A new reactive method for processing web usage data

Thesis Type: Postgraduate

Institution Of The Thesis: Orta Doğu Teknik Üniversitesi, Faculty of Engineering, Department of Computer Engineering, Turkey

Approval Date: 2006




In this thesis, a new reactive session reconstruction method 'Smart-SRA' is introduced. Web usage mining is a type of web mining, which exploits data mining techniques to discover valuable information from navigations of Web users. As in classical data mining, data processing and pattern discovery are the main issues in web usage mining. The first phase of the web usage mining is the data processing phase including session reconstruction.

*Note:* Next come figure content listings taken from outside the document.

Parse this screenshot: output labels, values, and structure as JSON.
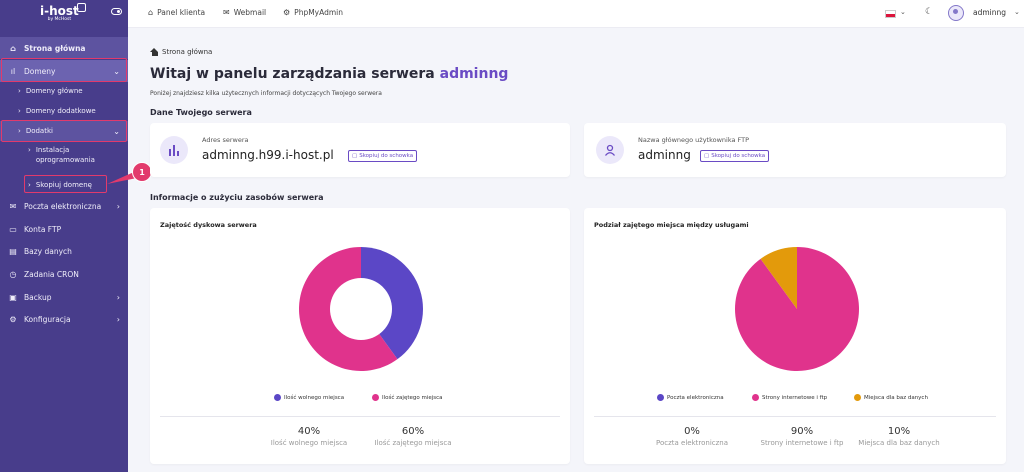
{
  "brand": {
    "name": "i-host",
    "tagline": "by McHost"
  },
  "sidebar": {
    "items": [
      {
        "label": "Strona główna"
      },
      {
        "label": "Domeny"
      },
      {
        "label": "Domeny główne"
      },
      {
        "label": "Domeny dodatkowe"
      },
      {
        "label": "Dodatki"
      },
      {
        "label": "Instalacja oprogramowania"
      },
      {
        "label": "Skopiuj domenę"
      },
      {
        "label": "Poczta elektroniczna"
      },
      {
        "label": "Konta FTP"
      },
      {
        "label": "Bazy danych"
      },
      {
        "label": "Zadania CRON"
      },
      {
        "label": "Backup"
      },
      {
        "label": "Konfiguracja"
      }
    ]
  },
  "topbar": {
    "panel_link": "Panel klienta",
    "webmail_link": "Webmail",
    "phpmyadmin_link": "PhpMyAdmin",
    "user": "adminng"
  },
  "callout": {
    "number": "1"
  },
  "breadcrumb": "Strona główna",
  "header": {
    "title_prefix": "Witaj w panelu zarządzania serwera",
    "title_user": "adminng",
    "subtitle": "Poniżej znajdziesz kilka użytecznych informacji dotyczących Twojego serwera"
  },
  "server_section": {
    "heading": "Dane Twojego serwera",
    "address_label": "Adres serwera",
    "address_value": "adminng.h99.i-host.pl",
    "ftp_label": "Nazwa głównego użytkownika FTP",
    "ftp_value": "adminng",
    "copy_label": "Skopiuj do schowka"
  },
  "usage_section": {
    "heading": "Informacje o zużyciu zasobów serwera"
  },
  "chart_data": [
    {
      "type": "pie",
      "title": "Zajętość dyskowa serwera",
      "categories": [
        "Ilość wolnego miejsca",
        "Ilość zajętego miejsca"
      ],
      "values": [
        40,
        60
      ],
      "colors": [
        "#5b47c6",
        "#e0338c"
      ],
      "stats": [
        {
          "value": "40%",
          "label": "Ilość wolnego miejsca"
        },
        {
          "value": "60%",
          "label": "Ilość zajętego miejsca"
        }
      ]
    },
    {
      "type": "pie",
      "title": "Podział zajętego miejsca między usługami",
      "categories": [
        "Poczta elektroniczna",
        "Strony internetowe i ftp",
        "Miejsca dla baz danych"
      ],
      "values": [
        0,
        90,
        10
      ],
      "colors": [
        "#5b47c6",
        "#e0338c",
        "#e39a0b"
      ],
      "stats": [
        {
          "value": "0%",
          "label": "Poczta elektroniczna"
        },
        {
          "value": "90%",
          "label": "Strony internetowe i ftp"
        },
        {
          "value": "10%",
          "label": "Miejsca dla baz danych"
        }
      ]
    }
  ]
}
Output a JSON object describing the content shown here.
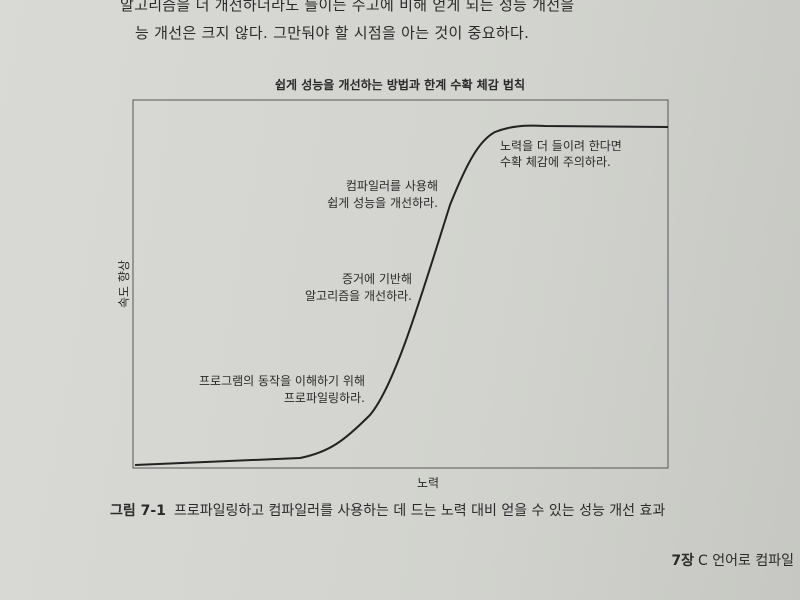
{
  "page": {
    "text": [
      "알고리즘을 더 개선하더라도 들이는 수고에 비해 얻게 되는 성능 개선을",
      "능 개선은 크지 않다. 그만둬야 할 시점을 아는 것이 중요하다."
    ]
  },
  "figure": {
    "title": "쉽게 성능을 개선하는 방법과 한계 수확 체감 법칙",
    "y_label": "속도 향상",
    "x_label": "노력",
    "annotations": [
      [
        "노력을 더 들이려 한다면",
        "수확 체감에 주의하라."
      ],
      [
        "컴파일러를 사용해",
        "쉽게 성능을 개선하라."
      ],
      [
        "증거에 기반해",
        "알고리즘을 개선하라."
      ],
      [
        "프로그램의 동작을 이해하기 위해",
        "프로파일링하라."
      ]
    ],
    "caption": {
      "number": "그림 7-1",
      "text": "프로파일링하고 컴파일러를 사용하는 데 드는 노력 대비 얻을 수 있는 성능 개선 효과"
    }
  },
  "footer": {
    "chapter": "7장",
    "title": "C 언어로 컴파일"
  }
}
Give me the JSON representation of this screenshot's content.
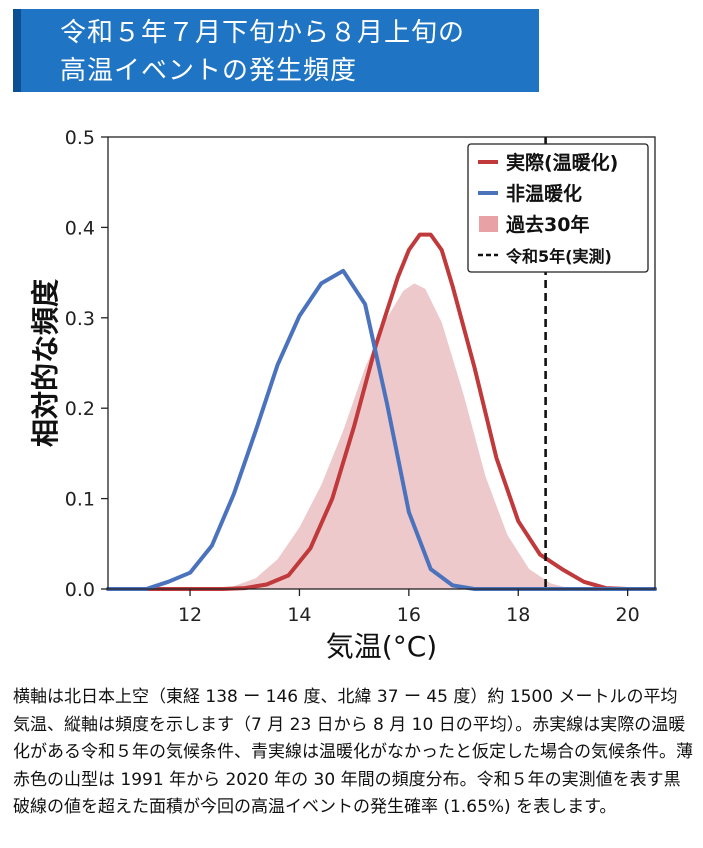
{
  "title": {
    "line1": "令和５年７月下旬から８月上旬の",
    "line2": "高温イベントの発生頻度"
  },
  "caption": "横軸は北日本上空（東経 138 ー 146 度、北緯 37 ー 45 度）約 1500 メートルの平均気温、縦軸は頻度を示します（7 月 23 日から 8 月 10 日の平均）。赤実線は実際の温暖化がある令和５年の気候条件、青実線は温暖化がなかったと仮定した場合の気候条件。薄赤色の山型は 1991 年から 2020 年の 30 年間の頻度分布。令和５年の実測値を表す黒破線の値を超えた面積が今回の高温イベントの発生確率 (1.65%) を表します。",
  "chart_data": {
    "type": "line",
    "xlabel": "気温(°C)",
    "ylabel": "相対的な頻度",
    "xlim": [
      10.5,
      20.5
    ],
    "ylim": [
      0,
      0.5
    ],
    "xticks": [
      12,
      14,
      16,
      18,
      20
    ],
    "yticks": [
      "0.0",
      "0.1",
      "0.2",
      "0.3",
      "0.4",
      "0.5"
    ],
    "grid": false,
    "legend_position": "top-right",
    "series": [
      {
        "name": "実際(温暖化)",
        "kind": "line",
        "color": "#c0393b",
        "x": [
          10.5,
          12.6,
          13.0,
          13.4,
          13.8,
          14.2,
          14.6,
          15.0,
          15.4,
          15.8,
          16.0,
          16.2,
          16.4,
          16.6,
          16.8,
          17.2,
          17.6,
          18.0,
          18.4,
          18.8,
          19.2,
          19.6,
          20.0,
          20.5
        ],
        "y": [
          0.0,
          0.0,
          0.001,
          0.005,
          0.015,
          0.045,
          0.1,
          0.18,
          0.27,
          0.345,
          0.375,
          0.392,
          0.392,
          0.375,
          0.335,
          0.245,
          0.145,
          0.075,
          0.038,
          0.022,
          0.008,
          0.001,
          0.0,
          0.0
        ]
      },
      {
        "name": "非温暖化",
        "kind": "line",
        "color": "#4b73bd",
        "x": [
          10.5,
          11.2,
          11.6,
          12.0,
          12.4,
          12.8,
          13.2,
          13.6,
          14.0,
          14.4,
          14.8,
          15.2,
          15.6,
          16.0,
          16.4,
          16.8,
          17.2,
          17.6,
          20.5
        ],
        "y": [
          0.0,
          0.0,
          0.008,
          0.018,
          0.048,
          0.105,
          0.175,
          0.248,
          0.302,
          0.338,
          0.352,
          0.315,
          0.205,
          0.085,
          0.022,
          0.004,
          0.0,
          0.0,
          0.0
        ]
      },
      {
        "name": "過去30年",
        "kind": "area",
        "color": "#e8a2a6",
        "x": [
          12.4,
          12.8,
          13.2,
          13.6,
          14.0,
          14.4,
          14.8,
          15.2,
          15.6,
          15.9,
          16.1,
          16.3,
          16.6,
          17.0,
          17.4,
          17.8,
          18.2,
          18.6,
          19.0
        ],
        "y": [
          0.0,
          0.003,
          0.012,
          0.033,
          0.068,
          0.115,
          0.175,
          0.245,
          0.3,
          0.33,
          0.338,
          0.332,
          0.295,
          0.215,
          0.125,
          0.06,
          0.022,
          0.006,
          0.0
        ]
      },
      {
        "name": "令和5年(実測)",
        "kind": "vline",
        "color": "#111111",
        "x": 18.5
      }
    ]
  }
}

Session reconstruction is the most important task of web usage mining since it directly affects the quality of the extracted frequent patterns at the final step, significantly. Session reconstruction methods can be classified into two categories, namely 'reactive' and 'proactive' with respect to the data source and the data processing time. If the user requests are processed after the server handles them, this technique is called as ‘reactive’, while in ‘proactive’ strategies this processing occurs during the interactive browsing of the web site. Smart-SRA is a reactive session reconstruction techique, which uses web log data and the site topology. In order to compare Smart-SRA with previous reactive methods, a web agent simulator has been developed. Our agent simulator models behavior of web users and generates web user navigations as well as the log data kept by the web server. In this way, the actual user sessions will be known and the successes of different techniques can be compared. In this thesis, it is shown that the sessions generated by Smart-SRA are more accurate than the sessions constructed by previous heuristics.